Are you looking for the best Bluetooth headsets? Remember when everybody was wearing Bluetooth headsets? I do, and believe me it made it easy to hear an incoming call when walking through a crowded convention hall full of noisy exhibitors or out on a New York street where everybody’s chattering. Then for some reason, these headsets lost their appeal; they no longer were chic. The results might have made it easier to see people’s ears, but being able to hear your phone in a noisy environment? Not so much. So with a month of trade shows and conventions and even a loud party or two ahead of me, I was glad to have Jabra’s Stealth screwed into one ear. Because it works simple. For another Bluetooth headset, take a look at the Jawbone Era review too.

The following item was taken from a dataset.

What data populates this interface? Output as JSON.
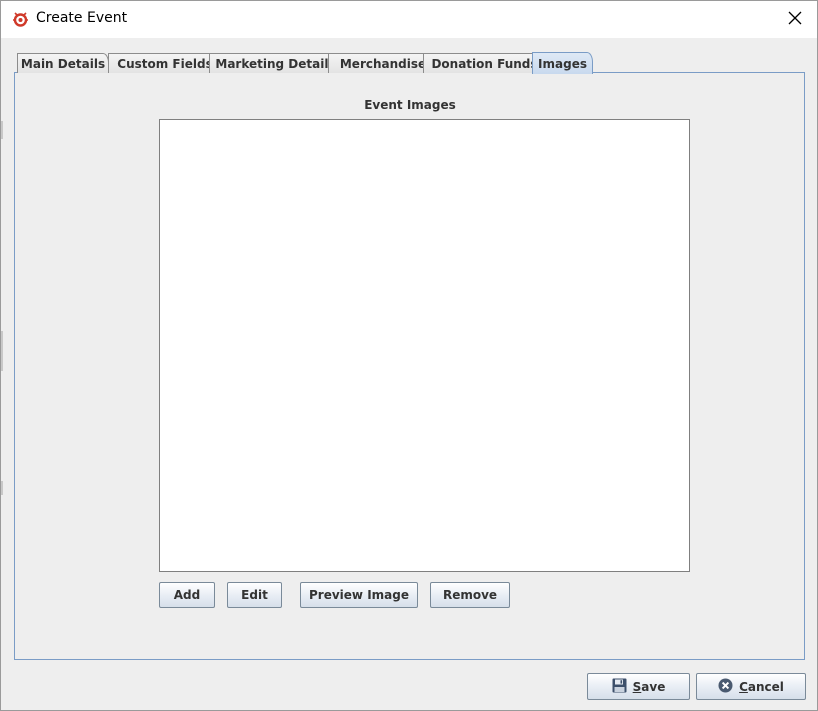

It’s got that candy bar look but tiny going for it, and the earpiece goes into the ear canal smooth and easy. Lightweight, sure, enough so that you know it’s there but don’t mind that it’s there. Especially after an hour or two has gone by. But I will admit that I tried all of the included ear tips and ear hooks until I found the combination that felt the best when the Stealth was seated in my right ear (works on either ear so no bias). Powered up by a USB connection, the Jabra can also activate a “Powernap” mode to “sleep” when not needed, saving on power. It also pairs up to 2 phones, fyi, and can use NFC (not me though, as I’ve an iPhone). I charged the battery each morning for a little over 2 hours and it lasted me all day. That’s all I asked and it delivered.
Sound quality is what it’s all about. That and volume, which is more than sufficient for cutting through the audio haze I was being submerged in. It uses A2DP for streaming the audio, which makes music sound good if you’re into the one-ear listening thing, but more so for improving voice clarity. And the “Noise Blackout” external sound suppression tech seems to be onboard. It also has HD Voice to really pump up the talk, but the carrier has to provide that for it to work. Don’t care, I could hear whoever on the other end of any phone conversation just fine. And they could hear me. And because the Stealth doesn’t stand out, I didn’t stand out either.
Keeps Working Simple
Part of being made smaller also means working simpler. So don’t be looking for lots of buttons; Stealth has ONE multipurpose button to tap and by doing so activates varied features — the best being to connect with Siri (Apple) or Google Now (Android). Then just ask for what you want it do (make a call, play music, etc.). Meanwhile the smartphone stays in the pocket, out of sight and out of trouble.
So enough with complicated tech that makes using it more trouble than not — I’m sticking with the Jabra Stealth Blluetooth Headset. If being able to hear your phone go off is more valuable than listening to voice messages hours later, spend the $99.99 already!